Florian Westphal <fw@strlen.de> wrote:
> Ren Wei <n05ec@lzu.edu.cn> wrote:
> > From: Zhengchuan Liang <zcliangcn@gmail.com>
> > 
> > `eui64_mt6()` derives a modified EUI-64 from the Ethernet source
> > address and compares it with the low 64 bits of the IPv6 source
> > address.
> > 
> > The match unconditionally reaches `skb_mac_header()` and `eth_hdr(skb)`
> > after a guard that only rejects an invalid MAC header when
> > `par->fragoff != 0`. As a result, non-fragment packets can still reach
> > `eth_hdr(skb)` even when the skb has no MAC header set, or when the MAC
> > header does not cover a full Ethernet header.
> > 
> > Fix this by first checking that the MAC header is set and spans a full
> > Ethernet header before accessing it, then using that validated header
> > directly for the EUI-64 comparison. Preserve the existing hotdrop
> > behavior for non-first fragments with an invalid MAC header.
> 
> I find this rather confusing.  E.g. why is net/netfilter/xt_mac.c safe?

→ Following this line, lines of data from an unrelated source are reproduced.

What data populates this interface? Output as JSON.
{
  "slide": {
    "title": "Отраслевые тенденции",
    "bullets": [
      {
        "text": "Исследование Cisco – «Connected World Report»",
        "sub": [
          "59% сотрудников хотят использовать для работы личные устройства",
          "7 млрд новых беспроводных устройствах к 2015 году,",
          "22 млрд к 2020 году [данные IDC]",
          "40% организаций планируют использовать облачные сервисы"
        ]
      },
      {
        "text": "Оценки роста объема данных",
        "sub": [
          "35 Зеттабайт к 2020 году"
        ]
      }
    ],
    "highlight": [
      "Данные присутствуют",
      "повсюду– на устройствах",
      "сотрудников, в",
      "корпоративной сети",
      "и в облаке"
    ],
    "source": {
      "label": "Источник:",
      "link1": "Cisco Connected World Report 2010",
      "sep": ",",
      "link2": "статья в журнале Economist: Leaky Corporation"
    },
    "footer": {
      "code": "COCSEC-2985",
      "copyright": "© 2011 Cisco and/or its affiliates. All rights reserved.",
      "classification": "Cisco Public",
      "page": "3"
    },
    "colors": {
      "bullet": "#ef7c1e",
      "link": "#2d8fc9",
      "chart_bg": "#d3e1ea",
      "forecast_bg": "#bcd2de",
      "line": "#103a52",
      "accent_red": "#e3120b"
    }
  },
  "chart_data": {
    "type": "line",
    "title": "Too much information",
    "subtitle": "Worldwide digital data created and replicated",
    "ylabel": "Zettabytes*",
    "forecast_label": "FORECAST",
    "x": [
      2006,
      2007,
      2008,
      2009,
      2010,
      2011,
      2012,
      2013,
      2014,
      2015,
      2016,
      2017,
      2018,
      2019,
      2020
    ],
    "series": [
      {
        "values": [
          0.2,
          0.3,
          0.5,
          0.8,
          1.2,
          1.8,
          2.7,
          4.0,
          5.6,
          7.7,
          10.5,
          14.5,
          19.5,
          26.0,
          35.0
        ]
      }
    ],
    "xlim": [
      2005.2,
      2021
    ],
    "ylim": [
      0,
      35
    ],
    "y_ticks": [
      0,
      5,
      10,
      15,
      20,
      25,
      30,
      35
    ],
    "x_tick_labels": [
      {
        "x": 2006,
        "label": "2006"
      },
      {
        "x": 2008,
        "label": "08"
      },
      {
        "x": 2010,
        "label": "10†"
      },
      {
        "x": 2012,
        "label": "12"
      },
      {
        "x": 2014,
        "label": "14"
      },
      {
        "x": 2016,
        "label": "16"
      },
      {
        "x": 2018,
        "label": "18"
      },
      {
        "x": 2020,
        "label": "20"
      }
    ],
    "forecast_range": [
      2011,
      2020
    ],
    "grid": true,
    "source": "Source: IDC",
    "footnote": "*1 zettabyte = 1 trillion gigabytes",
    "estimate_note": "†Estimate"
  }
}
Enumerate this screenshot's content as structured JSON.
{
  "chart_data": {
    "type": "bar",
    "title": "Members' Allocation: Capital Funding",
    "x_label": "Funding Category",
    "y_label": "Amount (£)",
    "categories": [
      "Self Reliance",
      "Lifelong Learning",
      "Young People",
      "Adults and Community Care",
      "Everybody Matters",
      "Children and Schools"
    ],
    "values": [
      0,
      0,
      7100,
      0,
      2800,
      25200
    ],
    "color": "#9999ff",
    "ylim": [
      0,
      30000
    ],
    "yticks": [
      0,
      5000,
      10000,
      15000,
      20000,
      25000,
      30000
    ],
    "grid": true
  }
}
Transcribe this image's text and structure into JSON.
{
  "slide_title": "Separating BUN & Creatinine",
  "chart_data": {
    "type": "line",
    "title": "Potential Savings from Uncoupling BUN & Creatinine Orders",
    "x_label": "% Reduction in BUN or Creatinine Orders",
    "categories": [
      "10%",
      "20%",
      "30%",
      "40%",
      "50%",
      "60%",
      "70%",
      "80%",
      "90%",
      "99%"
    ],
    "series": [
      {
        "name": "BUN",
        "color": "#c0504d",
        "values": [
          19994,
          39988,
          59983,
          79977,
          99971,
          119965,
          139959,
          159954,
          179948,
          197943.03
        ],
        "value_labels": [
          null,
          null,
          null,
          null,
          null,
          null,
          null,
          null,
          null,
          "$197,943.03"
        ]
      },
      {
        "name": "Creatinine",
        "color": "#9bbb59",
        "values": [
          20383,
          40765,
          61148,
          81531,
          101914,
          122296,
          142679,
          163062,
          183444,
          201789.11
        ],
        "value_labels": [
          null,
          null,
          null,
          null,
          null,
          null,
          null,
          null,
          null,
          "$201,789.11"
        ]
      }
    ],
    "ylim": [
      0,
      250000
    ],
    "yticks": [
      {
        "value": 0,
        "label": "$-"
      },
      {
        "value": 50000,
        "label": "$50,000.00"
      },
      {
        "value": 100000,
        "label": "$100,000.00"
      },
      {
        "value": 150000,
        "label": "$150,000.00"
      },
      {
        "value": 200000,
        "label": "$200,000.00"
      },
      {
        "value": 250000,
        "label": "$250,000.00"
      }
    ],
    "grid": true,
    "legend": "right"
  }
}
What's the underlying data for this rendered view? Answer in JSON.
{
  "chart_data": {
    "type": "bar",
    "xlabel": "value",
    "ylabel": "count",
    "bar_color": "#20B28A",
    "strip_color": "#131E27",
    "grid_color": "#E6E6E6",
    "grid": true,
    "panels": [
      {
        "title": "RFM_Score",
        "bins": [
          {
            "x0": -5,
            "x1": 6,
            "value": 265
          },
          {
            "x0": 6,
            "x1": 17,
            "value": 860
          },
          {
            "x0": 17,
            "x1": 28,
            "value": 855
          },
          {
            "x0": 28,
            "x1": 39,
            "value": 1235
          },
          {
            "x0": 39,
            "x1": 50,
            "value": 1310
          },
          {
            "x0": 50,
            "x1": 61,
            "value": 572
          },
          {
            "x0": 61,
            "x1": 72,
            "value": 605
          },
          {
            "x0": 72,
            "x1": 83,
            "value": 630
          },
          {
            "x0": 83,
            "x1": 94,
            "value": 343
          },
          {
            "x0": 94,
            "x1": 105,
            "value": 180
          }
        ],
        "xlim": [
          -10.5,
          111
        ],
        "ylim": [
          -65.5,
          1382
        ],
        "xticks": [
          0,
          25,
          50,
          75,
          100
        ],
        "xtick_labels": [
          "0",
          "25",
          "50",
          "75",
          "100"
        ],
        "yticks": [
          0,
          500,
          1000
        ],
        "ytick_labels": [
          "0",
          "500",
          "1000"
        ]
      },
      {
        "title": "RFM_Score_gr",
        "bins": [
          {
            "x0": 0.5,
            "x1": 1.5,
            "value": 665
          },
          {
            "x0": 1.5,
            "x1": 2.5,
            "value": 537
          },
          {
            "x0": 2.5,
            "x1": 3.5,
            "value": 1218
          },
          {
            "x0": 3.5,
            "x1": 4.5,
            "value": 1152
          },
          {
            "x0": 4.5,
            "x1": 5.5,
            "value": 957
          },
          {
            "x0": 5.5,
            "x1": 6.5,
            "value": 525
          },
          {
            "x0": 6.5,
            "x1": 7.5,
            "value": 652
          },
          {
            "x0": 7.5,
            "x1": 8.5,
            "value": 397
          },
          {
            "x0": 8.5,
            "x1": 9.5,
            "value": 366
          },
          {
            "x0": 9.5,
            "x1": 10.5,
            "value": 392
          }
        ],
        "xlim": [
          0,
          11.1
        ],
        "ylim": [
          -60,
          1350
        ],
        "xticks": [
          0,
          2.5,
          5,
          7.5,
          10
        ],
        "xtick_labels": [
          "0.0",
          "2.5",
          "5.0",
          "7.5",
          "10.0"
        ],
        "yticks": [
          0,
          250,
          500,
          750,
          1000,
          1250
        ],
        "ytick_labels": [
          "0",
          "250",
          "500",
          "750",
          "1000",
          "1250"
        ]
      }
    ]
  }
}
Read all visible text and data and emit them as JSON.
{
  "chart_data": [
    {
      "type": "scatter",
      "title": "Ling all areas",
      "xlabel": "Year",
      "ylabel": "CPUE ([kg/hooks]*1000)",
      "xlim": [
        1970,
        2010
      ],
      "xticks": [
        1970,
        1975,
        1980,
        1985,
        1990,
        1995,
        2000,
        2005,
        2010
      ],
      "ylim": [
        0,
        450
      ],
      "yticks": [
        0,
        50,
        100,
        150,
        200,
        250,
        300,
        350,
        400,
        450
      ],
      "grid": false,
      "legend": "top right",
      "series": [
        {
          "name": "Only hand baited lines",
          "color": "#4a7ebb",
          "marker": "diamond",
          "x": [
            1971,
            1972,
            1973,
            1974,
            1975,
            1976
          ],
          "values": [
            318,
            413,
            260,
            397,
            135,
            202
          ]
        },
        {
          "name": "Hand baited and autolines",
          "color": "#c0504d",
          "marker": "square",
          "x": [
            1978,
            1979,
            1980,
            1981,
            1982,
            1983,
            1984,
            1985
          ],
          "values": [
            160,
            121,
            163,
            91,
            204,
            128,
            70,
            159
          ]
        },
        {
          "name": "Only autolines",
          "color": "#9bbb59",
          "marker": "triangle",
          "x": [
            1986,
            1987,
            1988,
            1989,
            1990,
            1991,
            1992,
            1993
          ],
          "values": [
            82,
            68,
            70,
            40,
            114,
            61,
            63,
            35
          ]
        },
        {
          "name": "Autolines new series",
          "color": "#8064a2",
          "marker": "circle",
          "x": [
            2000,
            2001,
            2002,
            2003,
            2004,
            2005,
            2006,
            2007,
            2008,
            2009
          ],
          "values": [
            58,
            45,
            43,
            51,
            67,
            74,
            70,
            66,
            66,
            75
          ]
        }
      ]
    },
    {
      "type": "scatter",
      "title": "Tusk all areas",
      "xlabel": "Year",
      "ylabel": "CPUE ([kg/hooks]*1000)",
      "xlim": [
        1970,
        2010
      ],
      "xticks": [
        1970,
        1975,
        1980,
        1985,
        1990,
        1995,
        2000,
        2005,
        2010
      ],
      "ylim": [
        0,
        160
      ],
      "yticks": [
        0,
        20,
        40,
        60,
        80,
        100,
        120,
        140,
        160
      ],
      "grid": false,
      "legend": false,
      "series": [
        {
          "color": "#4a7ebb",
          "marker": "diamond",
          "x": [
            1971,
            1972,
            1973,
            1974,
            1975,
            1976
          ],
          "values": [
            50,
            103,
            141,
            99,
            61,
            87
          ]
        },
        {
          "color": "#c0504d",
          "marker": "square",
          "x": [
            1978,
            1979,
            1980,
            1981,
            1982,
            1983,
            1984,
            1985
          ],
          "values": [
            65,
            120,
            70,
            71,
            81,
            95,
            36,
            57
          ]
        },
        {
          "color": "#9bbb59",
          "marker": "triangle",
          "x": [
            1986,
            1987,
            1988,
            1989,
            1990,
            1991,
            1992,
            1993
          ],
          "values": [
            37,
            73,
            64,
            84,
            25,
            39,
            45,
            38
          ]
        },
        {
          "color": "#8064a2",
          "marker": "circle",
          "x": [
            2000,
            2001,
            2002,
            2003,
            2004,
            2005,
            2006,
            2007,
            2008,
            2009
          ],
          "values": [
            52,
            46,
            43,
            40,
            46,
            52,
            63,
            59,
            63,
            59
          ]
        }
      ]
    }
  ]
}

> I get the feeling that this patch is not sufficient?
> 
> > +	if (!skb_mac_header_was_set(skb)) {
> 
> Makes sense to me.
> 
> > +	mac = skb_mac_header(skb);
> > +	if (mac < skb->head || mac + ETH_HLEN > skb->data) {
> > +		if (par->fragoff != 0)
> > +			par->hotdrop = true;
> > +		return false;
> 
> Why do we still need this stunt?  Why not:
> 
> mac_len = skb_mac_header_len(skb);
> if (mac_len < ETH_HLEN) {
> 	par->hotdrop = true;
> 	return false;
> }
> 
> ?
> 
> I also feel there should be a check for ethernet, i.e.
>         if (skb->dev == NULL || skb->dev->type != ARPHRD_ETHER)
> 
> ... like in xt_mac.c.

There are other suspicious spots, e.g. in nf_log_syslog.c and in ipset.

Will you make a patch to cover all of these?